Later on, his son Chas (Ben Stiller), lets his door open a little too. “I’ve had a rough year, dad”, he confesses, voice cracking. An understatement, the kind that Royal, or Hackman, might give. “I know, son”, he responds. Here, at the tail end of his towering career, we are reminded that Hackman is not concerned with performing some self-aggrandising idea of masculinity. What we see is what has always been there—an imposing edifice of control and strength, yet the cracks are everywhere and through them seeps the terror and insecurity that drives it all; the warped belief that to be a man in the 20th- and 21st-centuries, you must somehow jettison emotion, kindness, empathy, whilst also knowing you can never fully rid yourself of it all. Hackman certainly couldn’t—despite the sort he played, he was loveable, charming, familiar, and often, you could sense his characters caring despite the fact they’d been trained not to.

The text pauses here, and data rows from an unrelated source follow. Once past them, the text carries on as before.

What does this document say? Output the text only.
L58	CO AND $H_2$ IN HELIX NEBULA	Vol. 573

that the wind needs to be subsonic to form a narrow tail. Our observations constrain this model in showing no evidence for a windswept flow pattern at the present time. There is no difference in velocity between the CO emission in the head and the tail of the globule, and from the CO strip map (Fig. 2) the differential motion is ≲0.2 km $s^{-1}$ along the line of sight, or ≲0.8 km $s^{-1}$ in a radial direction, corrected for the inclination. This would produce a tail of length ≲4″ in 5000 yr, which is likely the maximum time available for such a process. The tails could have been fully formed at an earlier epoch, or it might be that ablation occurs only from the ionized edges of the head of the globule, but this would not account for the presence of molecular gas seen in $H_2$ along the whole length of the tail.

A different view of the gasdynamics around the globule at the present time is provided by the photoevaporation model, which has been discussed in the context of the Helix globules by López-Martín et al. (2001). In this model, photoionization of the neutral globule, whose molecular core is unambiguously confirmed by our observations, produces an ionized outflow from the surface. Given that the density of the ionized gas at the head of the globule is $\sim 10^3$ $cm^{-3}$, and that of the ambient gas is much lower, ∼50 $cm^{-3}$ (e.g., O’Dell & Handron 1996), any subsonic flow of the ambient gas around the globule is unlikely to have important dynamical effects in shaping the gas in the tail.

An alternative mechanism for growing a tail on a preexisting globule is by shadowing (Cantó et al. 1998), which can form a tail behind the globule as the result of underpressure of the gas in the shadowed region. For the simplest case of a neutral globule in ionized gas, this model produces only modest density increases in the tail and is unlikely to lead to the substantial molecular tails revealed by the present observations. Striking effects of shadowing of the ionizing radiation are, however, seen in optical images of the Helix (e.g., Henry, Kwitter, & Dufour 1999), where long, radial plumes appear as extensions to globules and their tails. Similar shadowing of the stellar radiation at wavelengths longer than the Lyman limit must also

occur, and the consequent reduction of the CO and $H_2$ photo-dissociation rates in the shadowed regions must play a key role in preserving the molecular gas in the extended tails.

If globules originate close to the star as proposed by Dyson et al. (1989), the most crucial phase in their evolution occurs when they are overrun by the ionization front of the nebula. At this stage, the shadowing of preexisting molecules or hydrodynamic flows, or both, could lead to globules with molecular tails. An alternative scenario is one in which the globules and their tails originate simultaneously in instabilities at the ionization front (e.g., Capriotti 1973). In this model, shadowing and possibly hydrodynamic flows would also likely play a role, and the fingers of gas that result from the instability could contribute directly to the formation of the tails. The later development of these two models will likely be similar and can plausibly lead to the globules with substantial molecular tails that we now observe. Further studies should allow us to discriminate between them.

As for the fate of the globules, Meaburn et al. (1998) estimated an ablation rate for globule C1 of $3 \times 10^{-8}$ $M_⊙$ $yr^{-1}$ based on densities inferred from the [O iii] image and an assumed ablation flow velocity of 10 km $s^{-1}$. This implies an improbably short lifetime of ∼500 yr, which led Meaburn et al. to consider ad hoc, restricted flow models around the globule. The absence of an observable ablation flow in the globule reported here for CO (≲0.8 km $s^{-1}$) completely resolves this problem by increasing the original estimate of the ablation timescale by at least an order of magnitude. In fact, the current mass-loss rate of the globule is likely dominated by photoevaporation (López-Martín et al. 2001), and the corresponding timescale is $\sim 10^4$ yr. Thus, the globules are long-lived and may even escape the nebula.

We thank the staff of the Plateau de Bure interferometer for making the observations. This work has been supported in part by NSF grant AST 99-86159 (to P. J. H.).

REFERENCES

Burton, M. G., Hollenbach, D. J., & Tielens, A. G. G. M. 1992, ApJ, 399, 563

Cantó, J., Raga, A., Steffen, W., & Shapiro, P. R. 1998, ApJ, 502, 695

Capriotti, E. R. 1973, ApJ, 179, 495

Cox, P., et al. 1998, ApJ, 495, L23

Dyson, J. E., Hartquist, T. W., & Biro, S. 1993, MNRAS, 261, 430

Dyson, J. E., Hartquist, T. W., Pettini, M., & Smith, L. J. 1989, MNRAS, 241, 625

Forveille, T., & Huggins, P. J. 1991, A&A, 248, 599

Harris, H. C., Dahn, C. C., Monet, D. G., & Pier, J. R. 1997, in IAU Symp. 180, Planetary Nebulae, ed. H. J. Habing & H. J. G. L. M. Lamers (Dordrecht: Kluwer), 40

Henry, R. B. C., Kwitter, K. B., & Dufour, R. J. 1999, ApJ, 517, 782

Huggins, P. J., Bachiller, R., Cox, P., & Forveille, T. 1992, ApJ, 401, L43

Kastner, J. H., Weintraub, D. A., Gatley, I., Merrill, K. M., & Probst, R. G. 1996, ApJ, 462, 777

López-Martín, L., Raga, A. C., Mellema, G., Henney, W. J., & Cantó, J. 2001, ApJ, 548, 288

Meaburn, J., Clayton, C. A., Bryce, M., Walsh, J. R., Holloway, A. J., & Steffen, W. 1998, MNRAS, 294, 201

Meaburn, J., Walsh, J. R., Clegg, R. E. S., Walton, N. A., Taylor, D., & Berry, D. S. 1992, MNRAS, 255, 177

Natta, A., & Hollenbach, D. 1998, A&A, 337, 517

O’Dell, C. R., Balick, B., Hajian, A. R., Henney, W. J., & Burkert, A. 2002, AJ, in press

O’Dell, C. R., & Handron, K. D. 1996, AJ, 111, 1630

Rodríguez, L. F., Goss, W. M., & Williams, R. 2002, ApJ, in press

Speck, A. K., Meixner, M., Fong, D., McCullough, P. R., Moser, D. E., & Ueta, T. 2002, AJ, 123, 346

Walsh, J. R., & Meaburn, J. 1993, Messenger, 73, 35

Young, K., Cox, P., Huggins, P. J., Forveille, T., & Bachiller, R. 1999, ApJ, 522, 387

Ultimately, we love to watch Hackman work. He loved to work, and he loved to play people who worked. He wasn’t insistent, he wasn’t a camera hog—he was dedicated to the process, and through it, his characters came to life. As an audio surveillance specialist in The Conversation, we find perhaps the closest analogue to Hackman. “I don’t care what they’re talking about”, Harry Caul says about a target. “All I want is a nice, fat recording”. The recording—and the film, the performance—is the thing. It isn’t his job to ask questions, or to interrogate. And ultimately it provides us with the greatest gift: like the houses Hackman built, he has done the hard work, and it’s our freedom, our privilege, to live with the work, to look inside it, to root around and find new details and new corners. Truly, it’s one of the most generous gifts a film artist has ever given audiences.
Gene Hackman may be gone, but what he built will always stand.